Do you think the stars ever get lonely?
They look so close together,
But they’re not.
They’re light years apart,
Floating in the dark and watching people on earth fall in and out of love,
The way waves go up and down the beach when the moon changes the tide.
I wonder if they saw us.
I wonder if there’s a star up there somewhere,
Mourning what we could have been.
It was watching us like a reality tv show,
Rooting for us.
Yelling at the screen the way you do during horror movies.
Maybe things would have been different if we would have heard it.
You don’t hear much of anything when you’re in love.
Not the stars,
Not your brain when it’s trying to tell you to get away while you can,
Before it kills you.
When it’s trying to tell you to brace yourself for an explosion that could give a star’s death a run for it’s money.
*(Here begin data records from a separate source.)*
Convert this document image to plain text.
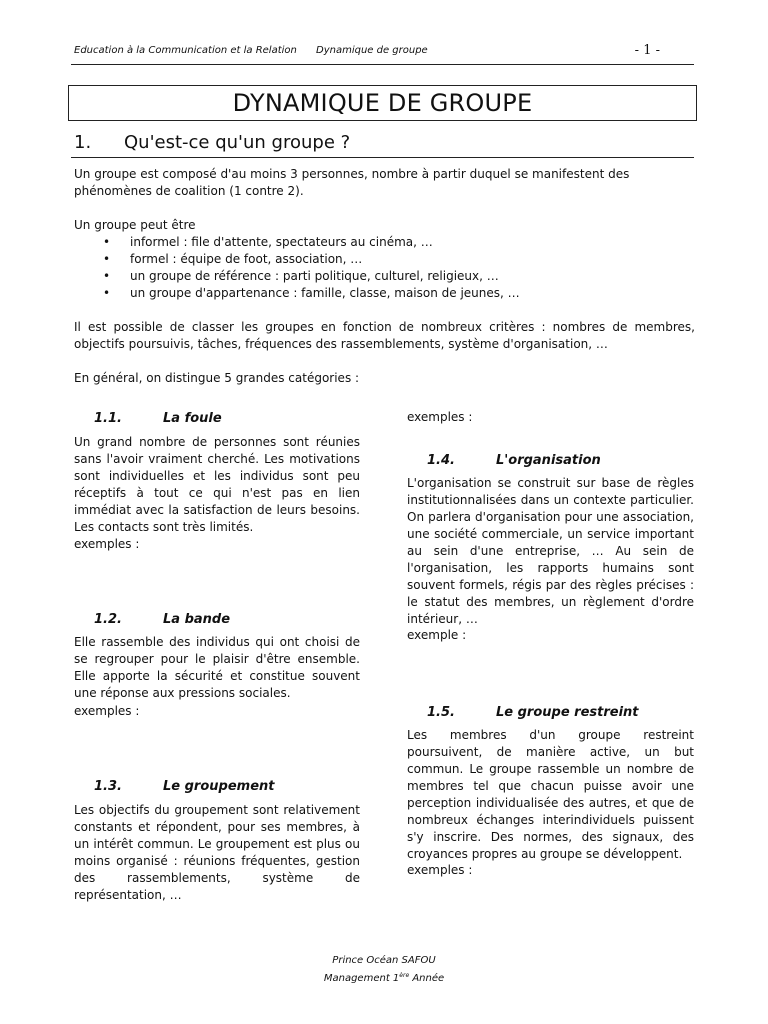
Education à la Communication et la Relation Dynamique de groupe	- 1 -
DYNAMIQUE DE GROUPE
1. Qu'est-ce qu'un groupe ?
Un groupe est composé d'au moins 3 personnes, nombre à partir duquel se manifestent des phénomènes de coalition (1 contre 2).
Un groupe peut être
• informel : file d'attente, spectateurs au cinéma, …
• formel : équipe de foot, association, …
• un groupe de référence : parti politique, culturel, religieux, …
• un groupe d'appartenance : famille, classe, maison de jeunes, …
Il est possible de classer les groupes en fonction de nombreux critères : nombres de membres, objectifs poursuivis, tâches, fréquences des rassemblements, système d'organisation, …
En général, on distingue 5 grandes catégories :
1.1.	La foule
Un grand nombre de personnes sont réunies sans l'avoir vraiment cherché. Les motivations sont individuelles et les individus sont peu réceptifs à tout ce qui n'est pas en lien immédiat avec la satisfaction de leurs besoins. Les contacts sont très limités.
exemples :
1.2.	La bande
Elle rassemble des individus qui ont choisi de se regrouper pour le plaisir d'être ensemble. Elle apporte la sécurité et constitue souvent une réponse aux pressions sociales.
exemples :
1.3.	Le groupement
Les objectifs du groupement sont relativement constants et répondent, pour ses membres, à un intérêt commun. Le groupement est plus ou moins organisé : réunions fréquentes, gestion des rassemblements, système de représentation, …
exemples :
1.4.	L'organisation
L'organisation se construit sur base de règles institutionnalisées dans un contexte particulier. On parlera d'organisation pour une association, une société commerciale, un service important au sein d'une entreprise, … Au sein de l'organisation, les rapports humains sont souvent formels, régis par des règles précises : le statut des membres, un règlement d'ordre intérieur, …
exemple :
1.5.	Le groupe restreint
Les membres d'un groupe restreint poursuivent, de manière active, un but commun. Le groupe rassemble un nombre de membres tel que chacun puisse avoir une perception individualisée des autres, et que de nombreux échanges interindividuels puissent s'y inscrire. Des normes, des signaux, des croyances propres au groupe se développent.
exemples :
Prince Océan SAFOU
Management 1ère Année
I feel the way the moon would if all the stars died,
Like I’m stuck in an endless sea of dark,
Floating out of my control,
Begging the sun to light up the path in front of my eyes.
But the suns too busy keeping the rest of the planet alive,
And I’m reminded that my heartbreak is insignificant.
Which seems insane, because for so long you felt like my whole world.
A world that was destroyed by a rogue meteor,
An impact so hard it made my heart stop for a minute,
But just a minute,
Because in the scheme of things we’re insignificant,
And my heart knows it has to keep going.
Even if it’s floating aimlessly toward a black hole that’s going to devour me.
As I sink into the darkness,
As my body warps and bends,
I’ll remember the way we fit together without much effort.
While the pull of the moon rips me one way,
And the atmosphere of a planet drags me the other,
I’ll remember the way you moved my soul,
The way you launched my heart into the sky like a rocket.
The way you promised we could kiss the sun together,
Because it was the only thing that could come close to describing the fires we lit in each other.
For a second, maybe the sun would be less lonely.